Mengutip media itu, Antonio Carpio mengatakan Beijing tampaknya mengambil keuntungan dari pandemi COVID-19 untuk mendorong kehadirannya di laut yang kaya energi sambil menghentikan aksi yang dapat mengarah pada konfrontasi bersenjata dan kemungkinan menarik di Amerika Serikat.

"Cina mengambil keuntungan dari pandemi ini, dari kesulitan kita sekarang," kata Carpio dalam forum online yang diselenggarakan oleh Asosiasi Koresponden Asing Filipina (FOCAP). "Sudah waktunya untuk berbicara dengan tetangga kita," katanya. "Saya pikir kita harus melakukan patroli bersama dengan Vietnam dan Malaysia."

Ia menambahkan bahwa Manila dapat memperluas kerja sama dengan memasukkan pasukan Inggris dan Australia, serta sekutu tradisionalnya, Washington.

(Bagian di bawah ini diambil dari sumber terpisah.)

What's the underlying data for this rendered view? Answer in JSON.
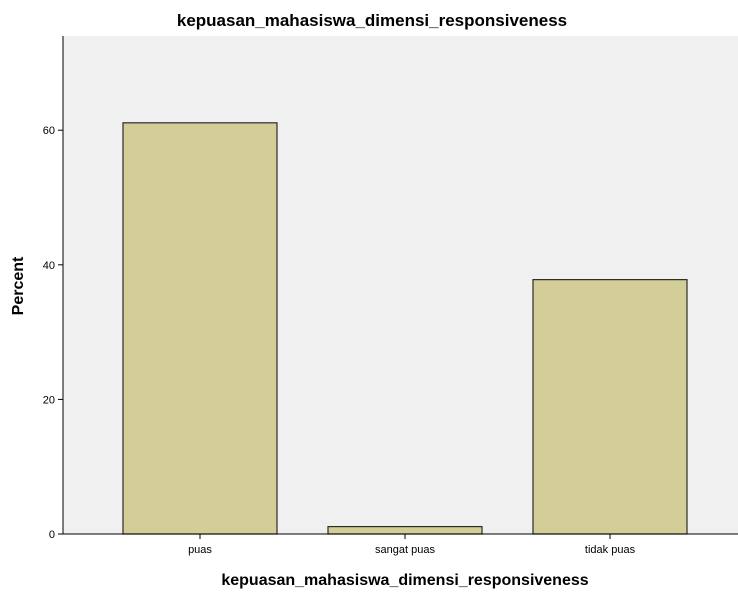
{
  "chart_data": {
    "type": "bar",
    "title": "kepuasan_mahasiswa_dimensi_responsiveness",
    "xlabel": "kepuasan_mahasiswa_dimensi_responsiveness",
    "ylabel": "Percent",
    "categories": [
      "puas",
      "sangat puas",
      "tidak puas"
    ],
    "values": [
      61.1,
      1.1,
      37.8
    ],
    "ylim": [
      0,
      74
    ],
    "yticks": [
      0,
      20,
      40,
      60
    ],
    "ytick_labels": [
      "0",
      "20",
      "40",
      "60"
    ],
    "grid": false,
    "legend": "none",
    "colors": {
      "bar_fill": "#d3ce97",
      "bar_stroke": "#2b2b2b",
      "plot_background": "#f0f0f0",
      "axis": "#000000"
    }
  }
}
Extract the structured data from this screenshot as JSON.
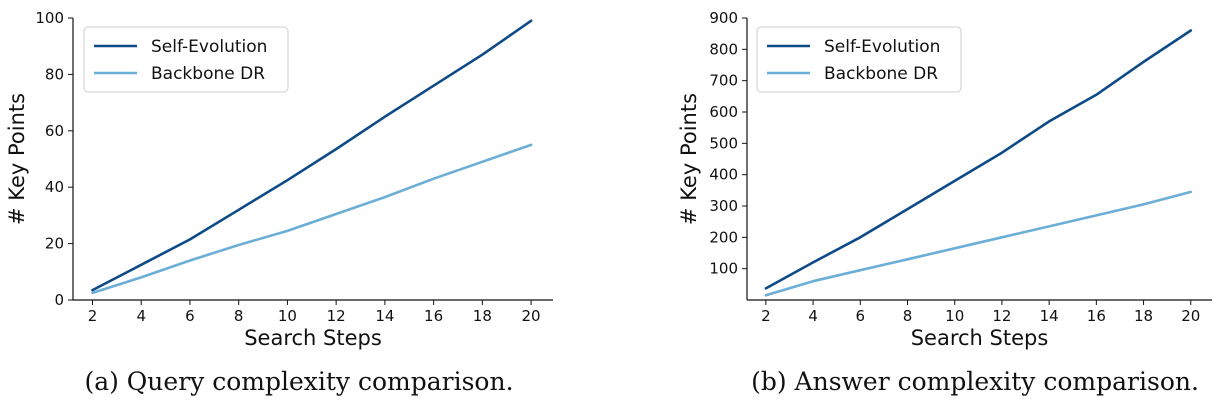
{
  "chart_data": [
    {
      "type": "line",
      "title": "",
      "caption": "(a) Query complexity comparison.",
      "xlabel": "Search Steps",
      "ylabel": "# Key Points",
      "x": [
        2,
        4,
        6,
        8,
        10,
        12,
        14,
        16,
        18,
        20
      ],
      "xticks": [
        2,
        4,
        6,
        8,
        10,
        12,
        14,
        16,
        18,
        20
      ],
      "yticks": [
        0,
        20,
        40,
        60,
        80,
        100
      ],
      "xlim": [
        1.2,
        20.9
      ],
      "ylim": [
        0,
        100
      ],
      "legend_position": "top-left",
      "series": [
        {
          "name": "Self-Evolution",
          "color": "#0d4a86",
          "values": [
            3.5,
            12.5,
            21.5,
            32,
            42.5,
            53.5,
            65,
            76,
            87,
            99
          ]
        },
        {
          "name": "Backbone DR",
          "color": "#6baed6",
          "values": [
            2.5,
            8,
            14,
            19.5,
            24.5,
            30.5,
            36.5,
            43,
            49,
            55
          ]
        }
      ]
    },
    {
      "type": "line",
      "title": "",
      "caption": "(b) Answer complexity comparison.",
      "xlabel": "Search Steps",
      "ylabel": "# Key Points",
      "x": [
        2,
        4,
        6,
        8,
        10,
        12,
        14,
        16,
        18,
        20
      ],
      "xticks": [
        2,
        4,
        6,
        8,
        10,
        12,
        14,
        16,
        18,
        20
      ],
      "yticks": [
        100,
        200,
        300,
        400,
        500,
        600,
        700,
        800,
        900
      ],
      "xlim": [
        1.2,
        20.9
      ],
      "ylim": [
        0,
        900
      ],
      "legend_position": "top-left",
      "series": [
        {
          "name": "Self-Evolution",
          "color": "#0d4a86",
          "values": [
            37,
            120,
            200,
            290,
            380,
            470,
            570,
            655,
            760,
            860
          ]
        },
        {
          "name": "Backbone DR",
          "color": "#6baed6",
          "values": [
            15,
            60,
            95,
            130,
            165,
            200,
            235,
            270,
            305,
            345
          ]
        }
      ]
    }
  ]
}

"Ada cukup banyak negara yang mau mendorong kembali melawan China," katanya.

Dirinya jyga mengatakan bahwa pulau-pulau Laut Cina Selatan tempat Cina telah membentengi pertahanan dan memasang rudal "adalah belati yang diarahkan ke kita."

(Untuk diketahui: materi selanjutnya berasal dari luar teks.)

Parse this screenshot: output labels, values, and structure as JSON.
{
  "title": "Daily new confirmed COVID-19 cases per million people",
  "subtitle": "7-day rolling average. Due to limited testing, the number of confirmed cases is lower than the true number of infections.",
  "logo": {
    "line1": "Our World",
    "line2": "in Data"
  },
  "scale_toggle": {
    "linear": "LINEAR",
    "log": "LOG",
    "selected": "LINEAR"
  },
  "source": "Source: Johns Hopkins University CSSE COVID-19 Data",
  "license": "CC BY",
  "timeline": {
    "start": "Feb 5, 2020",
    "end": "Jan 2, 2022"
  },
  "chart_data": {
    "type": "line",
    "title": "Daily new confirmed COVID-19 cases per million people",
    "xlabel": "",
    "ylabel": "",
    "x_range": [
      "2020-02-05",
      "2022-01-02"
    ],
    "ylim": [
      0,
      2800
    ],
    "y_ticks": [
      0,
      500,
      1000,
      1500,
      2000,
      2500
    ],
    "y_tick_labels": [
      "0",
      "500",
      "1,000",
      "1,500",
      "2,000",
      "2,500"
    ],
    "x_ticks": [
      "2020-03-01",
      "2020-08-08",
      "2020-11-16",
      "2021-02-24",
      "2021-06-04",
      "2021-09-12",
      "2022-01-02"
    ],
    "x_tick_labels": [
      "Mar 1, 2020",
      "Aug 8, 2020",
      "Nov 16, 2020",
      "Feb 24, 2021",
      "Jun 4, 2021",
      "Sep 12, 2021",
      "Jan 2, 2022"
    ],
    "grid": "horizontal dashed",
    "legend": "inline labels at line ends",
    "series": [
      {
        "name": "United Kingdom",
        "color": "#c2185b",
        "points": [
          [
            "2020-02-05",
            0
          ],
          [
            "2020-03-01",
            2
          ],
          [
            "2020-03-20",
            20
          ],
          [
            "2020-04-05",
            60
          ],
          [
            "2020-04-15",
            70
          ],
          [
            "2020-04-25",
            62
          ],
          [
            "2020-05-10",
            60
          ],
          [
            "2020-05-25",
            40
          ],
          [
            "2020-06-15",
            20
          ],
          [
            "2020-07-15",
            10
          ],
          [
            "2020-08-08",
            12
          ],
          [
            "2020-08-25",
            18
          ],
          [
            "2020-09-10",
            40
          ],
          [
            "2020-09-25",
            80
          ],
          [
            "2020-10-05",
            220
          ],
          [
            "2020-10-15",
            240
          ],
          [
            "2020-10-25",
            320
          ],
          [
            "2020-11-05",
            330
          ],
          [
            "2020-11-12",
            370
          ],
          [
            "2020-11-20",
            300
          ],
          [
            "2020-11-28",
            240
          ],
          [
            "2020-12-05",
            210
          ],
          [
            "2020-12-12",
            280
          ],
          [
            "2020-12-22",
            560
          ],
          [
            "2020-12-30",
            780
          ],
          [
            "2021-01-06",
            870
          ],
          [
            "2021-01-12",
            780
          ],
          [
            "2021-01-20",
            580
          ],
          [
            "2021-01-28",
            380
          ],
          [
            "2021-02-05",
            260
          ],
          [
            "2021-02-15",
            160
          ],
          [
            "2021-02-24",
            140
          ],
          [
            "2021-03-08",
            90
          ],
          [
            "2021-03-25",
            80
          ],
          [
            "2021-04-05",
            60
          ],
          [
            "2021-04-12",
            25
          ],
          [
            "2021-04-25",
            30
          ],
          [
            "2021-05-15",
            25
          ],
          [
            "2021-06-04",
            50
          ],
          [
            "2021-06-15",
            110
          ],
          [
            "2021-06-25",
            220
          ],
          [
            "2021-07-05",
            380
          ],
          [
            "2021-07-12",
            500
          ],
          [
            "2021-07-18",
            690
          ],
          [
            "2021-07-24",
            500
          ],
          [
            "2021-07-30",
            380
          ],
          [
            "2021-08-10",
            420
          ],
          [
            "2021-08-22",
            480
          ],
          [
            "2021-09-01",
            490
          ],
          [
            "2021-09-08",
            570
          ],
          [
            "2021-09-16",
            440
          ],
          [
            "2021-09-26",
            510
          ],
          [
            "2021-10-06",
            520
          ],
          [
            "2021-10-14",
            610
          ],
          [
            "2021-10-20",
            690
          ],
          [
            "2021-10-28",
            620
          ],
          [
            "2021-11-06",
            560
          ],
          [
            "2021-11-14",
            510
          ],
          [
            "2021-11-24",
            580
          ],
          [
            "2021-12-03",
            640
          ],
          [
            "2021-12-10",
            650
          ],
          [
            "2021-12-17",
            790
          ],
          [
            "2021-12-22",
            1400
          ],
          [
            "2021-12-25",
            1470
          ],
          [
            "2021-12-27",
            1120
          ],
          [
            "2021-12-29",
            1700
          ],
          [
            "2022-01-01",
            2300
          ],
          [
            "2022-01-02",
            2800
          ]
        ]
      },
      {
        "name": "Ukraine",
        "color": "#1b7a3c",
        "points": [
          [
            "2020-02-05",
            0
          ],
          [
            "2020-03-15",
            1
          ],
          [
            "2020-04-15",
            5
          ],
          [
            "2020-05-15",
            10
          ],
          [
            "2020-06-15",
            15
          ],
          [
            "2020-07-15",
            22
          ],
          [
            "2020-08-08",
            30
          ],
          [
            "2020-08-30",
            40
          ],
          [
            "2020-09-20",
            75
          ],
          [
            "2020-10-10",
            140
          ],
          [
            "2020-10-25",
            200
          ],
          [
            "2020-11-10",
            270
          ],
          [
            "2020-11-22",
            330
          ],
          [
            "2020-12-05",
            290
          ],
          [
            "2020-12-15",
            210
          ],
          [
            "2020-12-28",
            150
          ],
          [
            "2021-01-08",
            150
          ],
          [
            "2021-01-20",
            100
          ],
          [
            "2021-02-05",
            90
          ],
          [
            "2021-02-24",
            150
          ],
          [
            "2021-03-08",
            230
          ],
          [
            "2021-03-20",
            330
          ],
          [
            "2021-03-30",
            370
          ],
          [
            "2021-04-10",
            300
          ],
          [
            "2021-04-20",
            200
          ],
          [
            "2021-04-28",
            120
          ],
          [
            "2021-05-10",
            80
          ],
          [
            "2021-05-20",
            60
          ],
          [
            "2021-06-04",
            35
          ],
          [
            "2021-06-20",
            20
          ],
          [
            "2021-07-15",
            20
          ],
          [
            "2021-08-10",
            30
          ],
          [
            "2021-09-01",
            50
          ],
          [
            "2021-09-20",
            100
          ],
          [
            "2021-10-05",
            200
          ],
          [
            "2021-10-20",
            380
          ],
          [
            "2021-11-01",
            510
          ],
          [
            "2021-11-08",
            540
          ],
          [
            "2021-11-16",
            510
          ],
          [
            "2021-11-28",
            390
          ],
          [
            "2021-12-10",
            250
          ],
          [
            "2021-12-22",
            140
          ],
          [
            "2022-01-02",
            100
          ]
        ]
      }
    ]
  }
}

“Cina menggunakan intimidasi. Ini menunjukkan kepada kita bahwa ia memiliki kapal perang besar, pulau-pulau yang dibentengi di Spratlys. Itulah strateginya, "kata Carpio, namun mencatat bahwa Cina juga menyadari bahwa" jika perang penembakan dimulai "Manila dapat memohon Kesepakatan Pertahanan Bersama dengan Amerika Serikat.

Masih dari sumber yang sama, ditandatangani pada tahun 1951, perjanjian itu menyerukan kepada Filipina dan Amerika Serikat untuk saling membantu satu sama lain pada saat terjadi agresi atau perang eksternal. Sekretaris Negara AS Mike Pompeo, dalam kunjungannya ke Manila tahun lalu, mengatakan pemerintahnya siap untuk menghormati komitmen itu, menggarisbawahi bahwa China tampaknya membatasi “kebebasan navigasi” di wilayah laut.

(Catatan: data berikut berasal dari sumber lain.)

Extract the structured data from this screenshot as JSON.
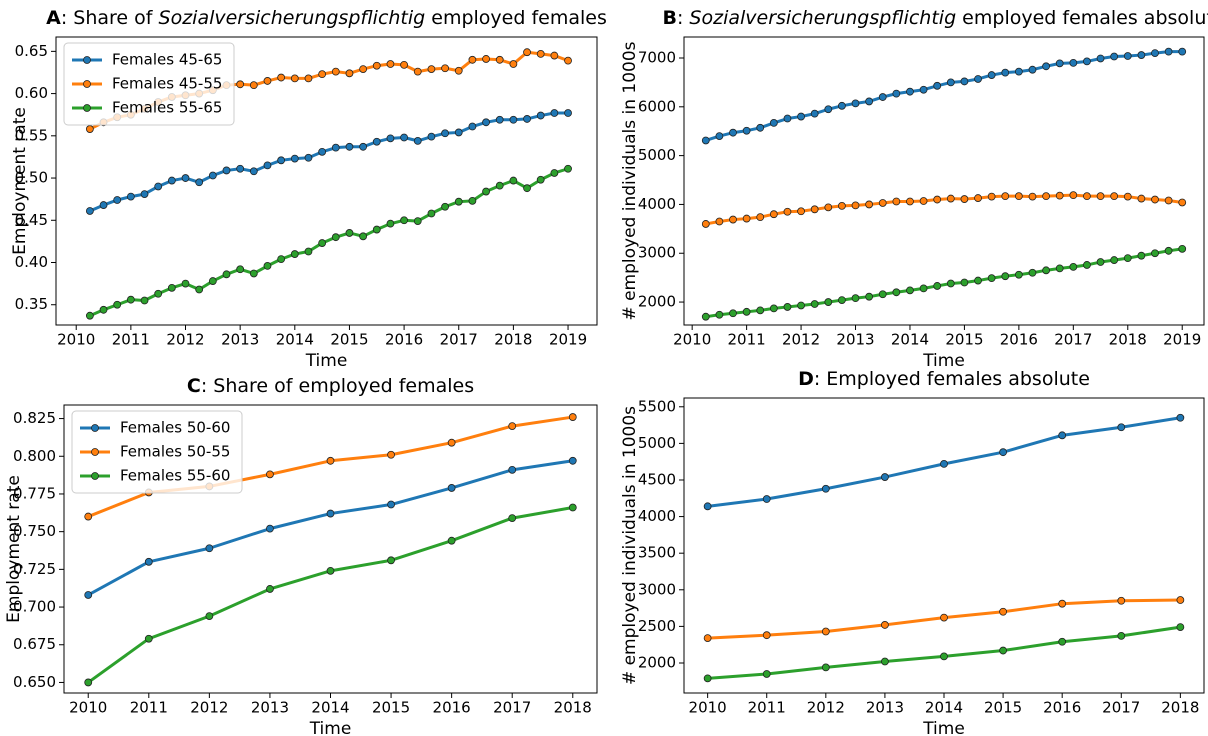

Seperti yang diketahui bahwa Beijing mengklaim hampir semua Laut Cina Selatan, jalur air vital yang dilalui sekitar 5 triliun dolar AS melalui perdagangan kapal yang ditanggung setiap tahun.

Sementara Brunei, Malaysia, Filipina, Vietnam, dan Taiwan juga mengklaim sebagian perairan itu.

Dan Spratlys, rantai pulau dan atol di Laut Cina Selatan, diyakini berada di atas deposit mineral yang luas.

Meskipun semua penggugat atas klaim-klaim tersebut telah berulang kali sepakat untuk menahan diri dari gerakan yang dapat mengobarkan ketegangan di kawasan itu, tahun lalu, sebuah kapal Cina menabrak kapal penangkap ikan Filipina dan dengan tega meninggalkan 22 nelayan yang terdampar di laut

Beruntung sebuah kapal Vietnam yang lewat membantu mereka.

Selain itu, sebuah kapal penjaga pantai Cina diduga melakukan hal yang sama baru-baru ini kepada sebuah kapal nelayan Vietnam.

Kemudian, pekan lalu, Pompeo menuduh Cina mengerahkan kapal survei energi untuk memperebutkan perairan lepas Malaysia untuk mengintimidasi penuntut Laut Cina Selatan lainnya dari pengembangan sumber daya hidrokarbon di perairan kaya sumber daya kawasan.

Pompeo menegaskan kembali posisi AS bahwa China mengambil keuntungan dari pandemi untuk menekan klaimnya di Laut Cina Selatan dan terlibat dalam "perilaku provokatif."

Maka, satu-satunya cara terbaik adalah kerja sama antarnegara berkekuatan sedang seperti Filipina, Malaysia, Thailand,, daniwan untuk mencegah agresi Cina tersebut di atas.